Toronto Argonauts assistant general manager Spencer Zimmerman watches the bench press at the 2017 National Combine (Arthur Ward/CFL.ca)

Last year, Adeleke prepared for his combine – the same combine that he notched the fastest 40-yard dash time – by asking for advice from his coaches and past players who participated. He also had the unique advantage of joining a few teammates at the national combine last year, like fellow Carleton alum Nate Behar, and had played against some of the top pass-catchers in games throughout the OUA  season.

“I had the opportunity to play against the top receivers in the draft like (Danny) Vandervoort and I played against (Nate) Behar everyday in practice,” Adeleke said. “That was lucky for me. Me and Behar were doing one-on-ones throughout the whole off-season to prepare for the draft.”
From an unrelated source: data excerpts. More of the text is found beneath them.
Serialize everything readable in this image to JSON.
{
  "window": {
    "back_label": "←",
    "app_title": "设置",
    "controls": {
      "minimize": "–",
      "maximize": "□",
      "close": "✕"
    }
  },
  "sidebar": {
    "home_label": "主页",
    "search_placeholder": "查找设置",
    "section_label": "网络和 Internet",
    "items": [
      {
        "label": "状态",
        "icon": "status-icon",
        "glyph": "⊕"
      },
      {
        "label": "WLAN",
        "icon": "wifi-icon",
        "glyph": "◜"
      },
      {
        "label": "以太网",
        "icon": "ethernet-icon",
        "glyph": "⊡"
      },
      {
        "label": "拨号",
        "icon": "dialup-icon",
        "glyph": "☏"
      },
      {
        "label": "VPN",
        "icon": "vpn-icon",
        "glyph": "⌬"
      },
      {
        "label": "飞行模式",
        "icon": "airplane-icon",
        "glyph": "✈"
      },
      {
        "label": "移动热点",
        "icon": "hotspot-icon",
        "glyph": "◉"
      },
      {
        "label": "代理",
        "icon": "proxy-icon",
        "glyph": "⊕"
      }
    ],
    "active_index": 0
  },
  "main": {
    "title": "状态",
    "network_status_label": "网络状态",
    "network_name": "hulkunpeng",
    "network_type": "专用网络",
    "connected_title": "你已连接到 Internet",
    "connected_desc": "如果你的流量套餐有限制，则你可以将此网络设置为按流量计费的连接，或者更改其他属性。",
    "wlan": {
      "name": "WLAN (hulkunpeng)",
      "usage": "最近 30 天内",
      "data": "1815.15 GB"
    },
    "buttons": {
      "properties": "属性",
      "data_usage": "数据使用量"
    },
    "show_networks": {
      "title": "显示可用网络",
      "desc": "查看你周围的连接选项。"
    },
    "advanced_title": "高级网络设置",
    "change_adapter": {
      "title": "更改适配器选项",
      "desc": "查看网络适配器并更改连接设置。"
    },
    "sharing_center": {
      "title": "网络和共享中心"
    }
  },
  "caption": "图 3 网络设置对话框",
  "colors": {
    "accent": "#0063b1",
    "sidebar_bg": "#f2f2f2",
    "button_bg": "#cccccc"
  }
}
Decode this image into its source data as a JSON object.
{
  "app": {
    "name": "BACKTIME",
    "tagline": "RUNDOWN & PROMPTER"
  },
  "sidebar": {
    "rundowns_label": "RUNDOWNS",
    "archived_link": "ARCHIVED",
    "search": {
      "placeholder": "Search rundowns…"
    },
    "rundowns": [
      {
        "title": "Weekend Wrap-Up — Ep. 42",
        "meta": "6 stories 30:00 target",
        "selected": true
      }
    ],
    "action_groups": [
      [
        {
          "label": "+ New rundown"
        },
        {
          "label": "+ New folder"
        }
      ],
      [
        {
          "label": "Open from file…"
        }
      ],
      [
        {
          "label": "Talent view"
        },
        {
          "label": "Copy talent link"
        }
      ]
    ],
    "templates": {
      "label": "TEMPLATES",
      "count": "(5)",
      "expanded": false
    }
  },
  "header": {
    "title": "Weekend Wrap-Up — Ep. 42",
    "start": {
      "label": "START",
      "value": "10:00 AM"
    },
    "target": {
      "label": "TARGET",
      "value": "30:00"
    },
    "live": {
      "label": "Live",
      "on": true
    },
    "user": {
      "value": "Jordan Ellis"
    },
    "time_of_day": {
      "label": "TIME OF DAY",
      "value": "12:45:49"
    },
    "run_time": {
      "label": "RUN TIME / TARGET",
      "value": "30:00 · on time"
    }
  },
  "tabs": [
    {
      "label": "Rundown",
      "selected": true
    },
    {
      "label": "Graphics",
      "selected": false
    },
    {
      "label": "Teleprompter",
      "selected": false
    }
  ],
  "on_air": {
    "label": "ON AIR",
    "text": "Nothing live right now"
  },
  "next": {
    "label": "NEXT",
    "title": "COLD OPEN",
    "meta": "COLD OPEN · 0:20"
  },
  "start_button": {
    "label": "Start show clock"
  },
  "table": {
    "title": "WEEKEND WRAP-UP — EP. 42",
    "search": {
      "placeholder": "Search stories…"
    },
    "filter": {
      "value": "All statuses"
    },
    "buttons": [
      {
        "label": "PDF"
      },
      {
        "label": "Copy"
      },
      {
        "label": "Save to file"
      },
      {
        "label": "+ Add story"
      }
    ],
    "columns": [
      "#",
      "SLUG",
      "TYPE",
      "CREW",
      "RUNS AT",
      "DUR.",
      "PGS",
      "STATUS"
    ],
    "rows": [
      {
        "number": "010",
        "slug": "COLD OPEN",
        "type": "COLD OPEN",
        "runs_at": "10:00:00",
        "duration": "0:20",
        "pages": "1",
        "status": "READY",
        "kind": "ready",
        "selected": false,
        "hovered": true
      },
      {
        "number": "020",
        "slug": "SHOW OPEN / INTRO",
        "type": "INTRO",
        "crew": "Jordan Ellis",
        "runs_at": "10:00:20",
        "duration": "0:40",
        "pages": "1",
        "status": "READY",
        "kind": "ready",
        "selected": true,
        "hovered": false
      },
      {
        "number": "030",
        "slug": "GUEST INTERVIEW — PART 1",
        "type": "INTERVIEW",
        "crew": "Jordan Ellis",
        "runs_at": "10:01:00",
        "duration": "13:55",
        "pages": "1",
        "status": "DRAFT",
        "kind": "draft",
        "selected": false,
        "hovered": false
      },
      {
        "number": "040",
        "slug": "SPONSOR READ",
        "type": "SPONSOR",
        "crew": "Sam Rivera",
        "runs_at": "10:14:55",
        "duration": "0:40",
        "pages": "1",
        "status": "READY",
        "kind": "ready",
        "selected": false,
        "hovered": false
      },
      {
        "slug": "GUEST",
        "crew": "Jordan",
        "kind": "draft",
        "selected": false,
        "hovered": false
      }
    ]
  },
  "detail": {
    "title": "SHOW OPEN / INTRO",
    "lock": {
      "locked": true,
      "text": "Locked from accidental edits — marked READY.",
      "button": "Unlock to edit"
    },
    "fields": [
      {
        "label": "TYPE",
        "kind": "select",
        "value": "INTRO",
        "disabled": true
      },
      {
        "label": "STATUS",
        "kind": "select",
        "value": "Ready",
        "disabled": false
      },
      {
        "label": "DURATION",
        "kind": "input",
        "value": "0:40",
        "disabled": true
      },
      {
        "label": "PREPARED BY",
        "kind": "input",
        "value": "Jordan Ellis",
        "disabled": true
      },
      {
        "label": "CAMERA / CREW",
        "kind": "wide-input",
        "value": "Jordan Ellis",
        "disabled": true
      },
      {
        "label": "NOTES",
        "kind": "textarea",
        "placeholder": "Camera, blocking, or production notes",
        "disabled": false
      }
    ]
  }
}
He also watched CFL film to get pointers on how man coverage was different in the professional ranks than in it was at the university level.

“I was one of the guys that went in there knowing that in the CFL you can review pass interference and grabbing something you can’t get away with in the CFL,” he said. “I worked really hard making sure that I wasn’t reaching and cheating a little bit in one-on-ones.”

While the drills and one-on-ones can give GMs and scouts a sense of who a prospect is on the field, what they can’t tell them is who they are off of it. That’s why the interview process is so important to the combine weekend.

Teams bring a panel of personnel – that can include head coaches, defensive coordinators, offensive coordinators, general managers and anything in between – to a room where they sit down with any prospect that they may be interested in. No questions are off limits.

“It’s more just getting to know that player,” said Zimmerman of the interview process. “And understanding their journey on how it got them to the national combine or the regional combine and how it got them to being a draft eligible prospect in general.”

The combine is, for some, the last chance to get noticed and scouts and general managers will be watching prospects with a close eye as they look for the next Canadian to add to their team’s roster.

“You try to make it (the combine) an uncomfortable environment for a player,” Zimmerman said. “It’s really unique, it’s a little different. (And you) see how they adapt and respond to that environment. You get a little bit of a preview, or a validation to what you see on tape, of a player’s competitiveness to a player’s mental preparation. (You see) how they interact in a competitive setting (and) in a new competitive setting.”